Maîtres du chaos, les fascistes cherchent systématiquement à masquer leurs lignes. Attaques sur la gauche, attaques sur la droite… tout est permis tant que cela accroît l’influence de l’organisation, de ses relais, de son idéologie.
Même si ses élus sont des champions de la corruption, même si leurs mairies sont des capharnaüms, le FN reste l’organisation capable de canaliser la colère, de canaliser les voix de nombreux sans-partis.
L’échec face à Macron, lors du débat du second tour, ne doit pas masquer la réalité : le fait que celui-ci ait eu lieu est déjà, en soi, une illustration de l’avancée de ses positions au sein de la société. Et ce, malgré que les “courtes jambes” du FN, son incapacité à développer une stratégie cohérente, aient offert les lauriers de la victoire à Emmanuel Macron.
Surtout, au fur et à mesure de son matraquage, celui-ci a réussi un tour de force impressionnant : il s’est placé au centre du débat idéologique. Ce sont désormais ses mots d’ordres qui dictent la position des autres organisations, sa vision du monde qui prend une place hégémonique.
Cette incapacité à triompher de son adversaire est une défaite tactique, mais ne remet pas en cause le fait que le Front National devienne un acteur de l’opposition. De marginal, le Front National est devenu un point de bascule dans le débat. Les positions des organisations politiques tendent, de plus en plus, à se prendre relativement à la position du FN. Ses thèmes de campagne : la question des immigrés, la question de la domination par l’Europe, la question de la sécurité, sont devenus les enjeux centraux des débats.
Ce succès n’est nullement celui d’une étoile filante, mais tout ceci est bel et bien le fruit d’un long processus. De nombreuses forces ont été les acteurs de cette progression, y compris -tristesse- dans le camp des progressistes.
La bourgeoisie ne dépend pas des fascistes, à l’heure actuelle, pour assurer sa sauvegarde. Cependant une opposition formée par le FN est un bénéfice faramineux. Elle forme une contre-assurance idéale.

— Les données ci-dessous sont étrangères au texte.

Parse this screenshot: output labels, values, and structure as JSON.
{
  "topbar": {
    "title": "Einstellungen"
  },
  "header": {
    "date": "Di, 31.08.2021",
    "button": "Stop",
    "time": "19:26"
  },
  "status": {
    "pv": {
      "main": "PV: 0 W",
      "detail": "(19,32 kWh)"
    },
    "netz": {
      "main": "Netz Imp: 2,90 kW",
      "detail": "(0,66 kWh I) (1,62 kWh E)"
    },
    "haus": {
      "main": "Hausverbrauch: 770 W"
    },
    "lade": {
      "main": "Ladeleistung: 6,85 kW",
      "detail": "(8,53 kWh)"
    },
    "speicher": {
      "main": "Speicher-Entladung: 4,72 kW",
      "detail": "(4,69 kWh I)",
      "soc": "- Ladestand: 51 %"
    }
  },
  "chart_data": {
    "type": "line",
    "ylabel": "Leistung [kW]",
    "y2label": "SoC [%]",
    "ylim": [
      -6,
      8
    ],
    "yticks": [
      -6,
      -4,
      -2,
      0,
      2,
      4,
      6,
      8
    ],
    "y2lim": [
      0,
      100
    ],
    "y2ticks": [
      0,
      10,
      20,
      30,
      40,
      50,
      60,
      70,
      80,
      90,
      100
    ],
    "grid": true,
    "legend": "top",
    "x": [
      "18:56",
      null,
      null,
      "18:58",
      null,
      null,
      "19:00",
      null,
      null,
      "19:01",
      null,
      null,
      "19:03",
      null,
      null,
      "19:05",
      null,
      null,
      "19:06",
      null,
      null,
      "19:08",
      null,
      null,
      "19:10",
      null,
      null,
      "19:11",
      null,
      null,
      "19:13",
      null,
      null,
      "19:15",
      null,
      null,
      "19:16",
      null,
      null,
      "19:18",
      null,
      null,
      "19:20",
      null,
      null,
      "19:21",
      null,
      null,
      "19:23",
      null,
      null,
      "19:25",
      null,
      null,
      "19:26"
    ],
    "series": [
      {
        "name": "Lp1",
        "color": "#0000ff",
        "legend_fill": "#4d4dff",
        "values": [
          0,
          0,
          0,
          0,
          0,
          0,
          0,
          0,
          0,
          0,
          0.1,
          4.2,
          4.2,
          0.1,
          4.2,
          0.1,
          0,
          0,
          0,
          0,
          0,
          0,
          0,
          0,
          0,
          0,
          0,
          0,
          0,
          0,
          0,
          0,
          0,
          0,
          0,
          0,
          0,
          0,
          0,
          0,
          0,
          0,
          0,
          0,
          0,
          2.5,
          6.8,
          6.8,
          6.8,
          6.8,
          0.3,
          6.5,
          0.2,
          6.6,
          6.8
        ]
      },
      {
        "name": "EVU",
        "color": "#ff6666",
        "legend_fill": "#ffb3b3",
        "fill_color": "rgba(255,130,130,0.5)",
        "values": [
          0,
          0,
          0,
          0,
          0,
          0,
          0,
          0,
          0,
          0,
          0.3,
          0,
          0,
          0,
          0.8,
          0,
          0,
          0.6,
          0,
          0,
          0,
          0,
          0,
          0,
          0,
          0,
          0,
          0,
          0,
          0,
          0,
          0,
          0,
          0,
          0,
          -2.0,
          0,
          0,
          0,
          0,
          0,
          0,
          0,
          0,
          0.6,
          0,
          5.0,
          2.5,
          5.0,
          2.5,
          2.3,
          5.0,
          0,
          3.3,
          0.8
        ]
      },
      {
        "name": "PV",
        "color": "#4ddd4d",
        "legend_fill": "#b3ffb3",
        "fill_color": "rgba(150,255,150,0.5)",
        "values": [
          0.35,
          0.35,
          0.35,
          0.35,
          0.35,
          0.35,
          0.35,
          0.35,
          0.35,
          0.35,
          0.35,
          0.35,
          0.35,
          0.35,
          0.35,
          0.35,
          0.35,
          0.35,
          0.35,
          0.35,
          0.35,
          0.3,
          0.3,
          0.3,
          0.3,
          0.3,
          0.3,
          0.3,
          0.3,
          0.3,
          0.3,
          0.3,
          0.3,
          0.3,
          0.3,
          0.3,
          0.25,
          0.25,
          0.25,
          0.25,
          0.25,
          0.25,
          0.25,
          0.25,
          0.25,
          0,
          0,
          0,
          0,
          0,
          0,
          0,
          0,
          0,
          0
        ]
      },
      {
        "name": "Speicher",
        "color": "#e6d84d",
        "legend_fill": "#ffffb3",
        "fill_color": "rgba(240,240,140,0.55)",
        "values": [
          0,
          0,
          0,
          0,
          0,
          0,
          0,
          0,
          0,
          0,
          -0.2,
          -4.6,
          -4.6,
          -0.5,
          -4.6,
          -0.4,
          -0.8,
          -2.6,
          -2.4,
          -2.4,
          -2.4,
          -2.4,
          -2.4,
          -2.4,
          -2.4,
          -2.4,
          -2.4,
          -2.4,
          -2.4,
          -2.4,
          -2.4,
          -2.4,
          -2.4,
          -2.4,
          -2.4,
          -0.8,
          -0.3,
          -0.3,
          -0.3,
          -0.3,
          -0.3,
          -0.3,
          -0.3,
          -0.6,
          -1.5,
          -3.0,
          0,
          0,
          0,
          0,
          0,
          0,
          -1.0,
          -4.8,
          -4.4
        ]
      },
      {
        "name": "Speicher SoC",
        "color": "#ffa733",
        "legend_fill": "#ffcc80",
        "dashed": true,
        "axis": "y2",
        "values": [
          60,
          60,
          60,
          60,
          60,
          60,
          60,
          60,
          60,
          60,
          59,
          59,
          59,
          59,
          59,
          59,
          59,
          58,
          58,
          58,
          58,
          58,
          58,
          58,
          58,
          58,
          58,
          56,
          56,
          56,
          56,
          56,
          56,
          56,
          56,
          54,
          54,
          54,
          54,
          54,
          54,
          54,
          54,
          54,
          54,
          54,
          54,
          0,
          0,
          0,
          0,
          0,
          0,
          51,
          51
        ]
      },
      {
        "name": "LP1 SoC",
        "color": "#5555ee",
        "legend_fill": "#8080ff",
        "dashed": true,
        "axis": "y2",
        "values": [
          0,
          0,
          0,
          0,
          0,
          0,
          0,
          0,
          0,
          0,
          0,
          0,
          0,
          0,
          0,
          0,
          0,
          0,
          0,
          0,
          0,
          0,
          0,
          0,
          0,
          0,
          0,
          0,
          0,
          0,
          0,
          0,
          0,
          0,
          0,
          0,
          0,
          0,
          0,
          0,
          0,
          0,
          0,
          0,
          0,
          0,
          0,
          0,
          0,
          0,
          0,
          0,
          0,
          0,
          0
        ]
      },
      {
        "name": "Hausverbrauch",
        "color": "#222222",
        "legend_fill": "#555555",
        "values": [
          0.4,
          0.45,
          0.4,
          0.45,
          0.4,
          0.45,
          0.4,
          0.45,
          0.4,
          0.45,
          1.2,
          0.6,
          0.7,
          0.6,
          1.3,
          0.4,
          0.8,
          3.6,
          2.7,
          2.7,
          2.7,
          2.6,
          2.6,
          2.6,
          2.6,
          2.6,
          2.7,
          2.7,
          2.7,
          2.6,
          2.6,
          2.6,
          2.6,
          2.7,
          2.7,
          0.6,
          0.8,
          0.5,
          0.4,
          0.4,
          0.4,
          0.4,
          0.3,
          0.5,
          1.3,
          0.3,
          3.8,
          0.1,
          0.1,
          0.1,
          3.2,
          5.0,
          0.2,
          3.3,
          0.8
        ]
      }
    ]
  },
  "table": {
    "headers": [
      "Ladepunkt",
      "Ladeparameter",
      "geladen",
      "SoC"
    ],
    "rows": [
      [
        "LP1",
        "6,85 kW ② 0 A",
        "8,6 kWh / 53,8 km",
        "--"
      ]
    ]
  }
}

La bourgeoisie n’a pas besoin, par ailleurs, du FN pour instaurer un régime caporalisé et durci. Comme nous le mentionnons dans notre analyse du débat du second tour : “Il n’existe pas de muraille de Chine, ni de dispositions légales protectrices, qui peuvent intégralement prémunir contre un passage de la démocratie bourgeoise à un système de type fasciste. Si certains esprits mécanistes considèrent que Le Pen est directement égale à “fascisme” et, à l’inverse, que Macron est directement et immuablement égal à “démocratie”, politiquement ceci est une fausseté. Les facultés de résilience de la société civile peuvent tout à fait entraver les tentatives de Le Pen d’appliquer son programme à la lettre, tandis qu’elles peuvent être neutralisée par le centrisme apparent de Macron. Dans une situation difficile ou critique, un centriste peut très bien recevoir l’ordre d’appliquer un régime caporalisé. N’oublions pas que les fossoyeurs de la révolution Spartakiste d’Allemagne, que ceux qui tentèrent d’étrangler la révolution bolchevik, portaient l’un et l’autre la Rose du socialisme, étaient tout deux des gens “de gauche”, progressistes et démocrates.”
Toujours est-il que, à l’heure actuelle, Emmanuel Macron, le plus jeune président de la République, est le héraut parfait de la bourgeoisie. Mais cet adoubement est, là aussi, le fruit d’un long trajet.